KADRİ GÜRSEL: BU SİYASİ BİR DAVA

Kadri Gürsel ise Bircan aracılığıyla şu mesajı paylaştı:

“Davamızın 11 Eylül’deki ikinci duruşmasında bize yönelik suçlamaların, hukuksuz, akıl ve mantık dışı olduğunu bir kez daha ve bu kez farklı biçimde göstereceğiz. Sonuç ne olur bilemem ama bu siyasi bir dava. Şundan eminim, bize ve gazeteciliğe yöneltilen siyasi suçlamaları boşa çıkarmak yoluyla hukuku savunacağız. Demokrasi nöbetini Silivri’de tutmaya hazırım. Adaleti çürümüş bir Türkiye’nin bekası tehlikededir. Cumhuriyet davasında sonuç ne olursa olsun elimizde yaşanabilir bir Türkiye kalabilirse bu dava da eninde sonunda beraat edeceğiz, bundan eminim.”

Bircan, Ulu’nun ise kendisine avukat kısıtlaması dahil, sürekli FETÖ’cü muamalesi yapılmasından şikâyet ettiğini, yalnız kalmak zorunda bırakılarak tecrit edildiğini anlattığını iletti.

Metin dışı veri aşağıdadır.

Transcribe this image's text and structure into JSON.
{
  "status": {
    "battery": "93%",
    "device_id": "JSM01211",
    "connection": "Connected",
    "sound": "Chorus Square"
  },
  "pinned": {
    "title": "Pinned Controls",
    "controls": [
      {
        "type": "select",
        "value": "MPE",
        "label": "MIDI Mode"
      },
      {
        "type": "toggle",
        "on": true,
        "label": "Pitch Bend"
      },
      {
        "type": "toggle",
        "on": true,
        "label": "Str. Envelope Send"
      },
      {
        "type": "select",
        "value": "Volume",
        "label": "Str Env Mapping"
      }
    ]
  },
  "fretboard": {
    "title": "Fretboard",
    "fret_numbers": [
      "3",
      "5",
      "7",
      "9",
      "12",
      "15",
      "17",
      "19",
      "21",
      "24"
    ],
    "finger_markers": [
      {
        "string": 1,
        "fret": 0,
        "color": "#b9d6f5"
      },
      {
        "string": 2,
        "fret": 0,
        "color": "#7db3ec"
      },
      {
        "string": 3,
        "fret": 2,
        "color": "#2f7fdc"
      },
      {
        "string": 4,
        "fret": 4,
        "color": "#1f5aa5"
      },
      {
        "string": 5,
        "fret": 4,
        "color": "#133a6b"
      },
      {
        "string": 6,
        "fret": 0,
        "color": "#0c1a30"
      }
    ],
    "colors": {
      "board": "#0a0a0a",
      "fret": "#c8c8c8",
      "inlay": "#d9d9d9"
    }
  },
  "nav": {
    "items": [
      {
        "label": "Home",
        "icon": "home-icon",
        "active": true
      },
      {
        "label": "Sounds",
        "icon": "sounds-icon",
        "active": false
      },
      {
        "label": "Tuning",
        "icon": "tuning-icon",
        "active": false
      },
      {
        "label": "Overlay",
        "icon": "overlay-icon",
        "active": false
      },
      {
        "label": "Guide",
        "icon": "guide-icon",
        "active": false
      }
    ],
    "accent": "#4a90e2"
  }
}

Ulu’nun iddianamenin bir an önce hazırlanmasını beklediğini aktaran Bircan, “Ulu, ya iddianamenin yazılmasını ya da tahliyesini talep ediyor. ‘Ya iddianame çıksın görelim ya da benim şu an özgür olmam gerekiyor’ diyor ve adalet istiyor. Ulu, bugüne kadar yaşadıklarını da anlattığı bir kitap hazırlıyor” dedi.